Inhibitory effects of polystyrene microplastics on caudal fin regeneration in zebrafish larvae



• Microplastic exposure inhibited the caudal fin regeneration in zebrafish larvae.
• Regeneration-related signalings were altered after microplastic exposure.
• Changes of ROS signaling and immune response contributed to the inhibitory effects.
• Transcriptomic analyses suggested the metabolic pathways were also involved.
• Microplastics might impair the capacity for repair and regeneration in injured fish.

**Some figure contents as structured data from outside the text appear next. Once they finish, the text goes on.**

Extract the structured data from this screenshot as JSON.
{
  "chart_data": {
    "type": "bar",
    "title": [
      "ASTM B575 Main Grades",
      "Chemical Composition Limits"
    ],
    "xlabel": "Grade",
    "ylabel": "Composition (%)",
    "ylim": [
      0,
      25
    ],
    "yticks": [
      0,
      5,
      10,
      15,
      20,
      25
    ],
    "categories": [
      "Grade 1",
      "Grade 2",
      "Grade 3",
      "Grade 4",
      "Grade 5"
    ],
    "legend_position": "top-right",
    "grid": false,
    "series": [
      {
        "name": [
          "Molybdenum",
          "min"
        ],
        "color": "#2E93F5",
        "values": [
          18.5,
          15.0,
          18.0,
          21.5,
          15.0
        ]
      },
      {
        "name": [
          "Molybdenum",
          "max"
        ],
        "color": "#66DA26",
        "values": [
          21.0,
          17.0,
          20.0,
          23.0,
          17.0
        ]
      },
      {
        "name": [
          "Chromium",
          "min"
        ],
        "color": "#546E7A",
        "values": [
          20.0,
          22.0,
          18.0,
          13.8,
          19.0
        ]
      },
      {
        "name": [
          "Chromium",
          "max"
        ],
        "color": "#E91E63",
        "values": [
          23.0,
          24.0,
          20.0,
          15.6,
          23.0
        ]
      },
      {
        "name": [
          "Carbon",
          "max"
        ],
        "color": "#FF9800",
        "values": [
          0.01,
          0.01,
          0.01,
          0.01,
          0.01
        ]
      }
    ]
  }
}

Microplastic pollution is pervasive in aquatic environments, but the potential effects of microplastics on aquatic organisms are still under debate. Given that tissue damage is unavoidable in fish and the available data mostly concentrate on healthy fish, there is a large chance that the ecotoxicological risk of microplastic pollution is underrated. Therefore, in this study, the effects of microplastics on the regenerative capacity of injured fish were investigated using a zebrafish caudal fin regeneration model. After fin amputation at 72 h post fertilization, the larvae were exposed to polystyrene microplastics (0.1–10 mg/L) with diameters of 50 or 500 nm. Microplastic exposure significantly inhibited fin regeneration, both morphologically and functionally. Furthermore, the signaling networks that regulate fin regeneration, as well as reactive oxygen species signaling and the immune response, both of which are essential for tissue repair and regeneration, were altered. Transcriptomic analyses of the regenerating fin confirmed that genes related to fin regeneration were transcriptionally modulated in response to microplastic exposure and that metabolic pathways were also extensively involved. In conclusion, this study demonstrated for the first time that microplastic exposure could disrupt the regenerative capacity of fish and might eventually impair their fitness in the wild.